Blue Bird Corporation Announces Filing of Form S-3 Shelf Registration Statement

Monday, November 29th, 2021

Blue Bird Corporation (NASDAQ: BLBD) announced today that it has filed a "universal shelf" registration statement on Form S-3 with the Securities and Exchange Commission (SEC) for the registration of shares of the Company’s Class A common stock, debt securities, preferred stock and/or warrants.

When declared effective by the SEC, the shelf registration statement will allow the Company to raise capital, up to an aggregate of $200.0 million. The specifics of any future offering, along with the prices and terms of any such securities and the use of proceeds of a particular offering, will be determined at the time of any such offering and will be described in a prospectus supplement filed in connection with such offering. Once declared effective by the SEC, the shelf registration statement will be in effect for three years, or such shorter period that the securities registered under the shelf registration statement have been issued or sold.

"Today’s shelf registration was filed in the ordinary course of business," said Razvan Radulescu, Blue Bird’s Chief Financial Officer. "We believe it is both a prudent and fiscally responsible corporate governance practice to have an active shelf registration that provides us with continued flexibility in our capital management, and, especially in light of the tremendous growth opportunities provided by the recent Bipartisan Infrastructure Deal legislation, the company needs to be able to react swiftly to the rapidly evolving electric-vehicle space."

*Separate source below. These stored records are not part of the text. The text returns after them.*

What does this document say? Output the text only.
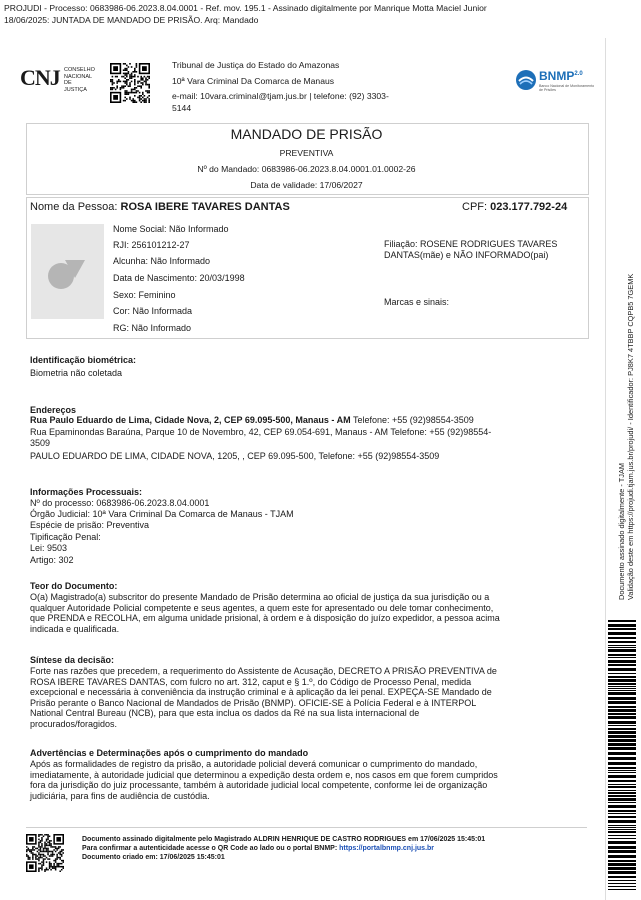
PROJUDI - Processo: 0683986-06.2023.8.04.0001 - Ref. mov. 195.1 - Assinado digitalmente por Manrique Motta Maciel Junior
18/06/2025: JUNTADA DE MANDADO DE PRISÃO. Arq: Mandado
CNJ CONSELHO
NACIONAL
DE JUSTIÇA
Tribunal de Justiça do Estado do Amazonas
10ª Vara Criminal Da Comarca de Manaus
e-mail: 10vara.criminal@tjam.jus.br | telefone: (92) 3303-
5144
$BNMP^{2.0}$
Banco Nacional de Monitoramento de Prisões
MANDADO DE PRISÃO
PREVENTIVA
Nº do Mandado: 0683986-06.2023.8.04.0001.01.0002-26
Data de validade: 17/06/2027
Nome da Pessoa: ROSA IBERE TAVARES DANTAS	CPF: 023.177.792-24
Nome Social: Não Informado
RJI: 256101212-27
Alcunha: Não Informado
Data de Nascimento: 20/03/1998
Sexo: Feminino
Cor: Não Informada
RG: Não Informado
Filiação: ROSENE RODRIGUES TAVARES
DANTAS(mãe) e NÃO INFORMADO(pai)
Marcas e sinais:
Identificação biométrica:
Biometria não coletada
Endereços
Rua Paulo Eduardo de Lima, Cidade Nova, 2, CEP 69.095-500, Manaus - AM Telefone: +55 (92)98554-3509
Rua Epaminondas Baraúna, Parque 10 de Novembro, 42, CEP 69.054-691, Manaus - AM Telefone: +55 (92)98554-
3509
PAULO EDUARDO DE LIMA, CIDADE NOVA, 1205, , CEP 69.095-500, Telefone: +55 (92)98554-3509
Informações Processuais:
Nº do processo: 0683986-06.2023.8.04.0001
Órgão Judicial: 10ª Vara Criminal Da Comarca de Manaus - TJAM
Espécie de prisão: Preventiva
Tipificação Penal:
Lei: 9503
Artigo: 302
Teor do Documento:
O(a) Magistrado(a) subscritor do presente Mandado de Prisão determina ao oficial de justiça da sua jurisdição ou a
qualquer Autoridade Policial competente e seus agentes, a quem este for apresentado ou dele tomar conhecimento,
que PRENDA e RECOLHA, em alguma unidade prisional, à ordem e à disposição do juízo expedidor, a pessoa acima
indicada e qualificada.
Síntese da decisão:
Forte nas razões que precedem, a requerimento do Assistente de Acusação, DECRETO A PRISÃO PREVENTIVA de
ROSA IBERE TAVARES DANTAS, com fulcro no art. 312, caput e § 1.º, do Código de Processo Penal, medida
excepcional e necessária à conveniência da instrução criminal e à aplicação da lei penal. EXPEÇA-SE Mandado de
Prisão perante o Banco Nacional de Mandados de Prisão (BNMP). OFICIE-SE à Polícia Federal e à INTERPOL
National Central Bureau (NCB), para que esta inclua os dados da Ré na sua lista internacional de
procurados/foragidos.
Advertências e Determinações após o cumprimento do mandado
Após as formalidades de registro da prisão, a autoridade policial deverá comunicar o cumprimento do mandado,
imediatamente, à autoridade judicial que determinou a expedição desta ordem e, nos casos em que forem cumpridos
fora da jurisdição do juiz processante, também à autoridade judicial local competente, conforme lei de organização
judiciária, para fins de audiência de custódia.
Documento assinado digitalmente pelo Magistrado ALDRIN HENRIQUE DE CASTRO RODRIGUES em 17/06/2025 15:45:01
Para confirmar a autenticidade acesse o QR Code ao lado ou o portal BNMP: https://portalbnmp.cnj.jus.br
Documento criado em: 17/06/2025 15:45:01
Documento assinado digitalmente - TJAM Validação deste em https://projudi.tjam.jus.br/projudi/ - Identificador: PJ8K7 4TBBP CQPB5 7GEMK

The registration statement on Form S-3 has been filed with the SEC but is not yet effective. Securities may not be sold nor may offers to buy be accepted prior to the time that the registration statement becomes effective. This press release shall not constitute an offer to sell or the solicitation of an offer to buy, nor shall there be any sale of the Securities in any state in which such offer, solicitation or sale would be unlawful prior to registration or qualification under the securities law of any such state.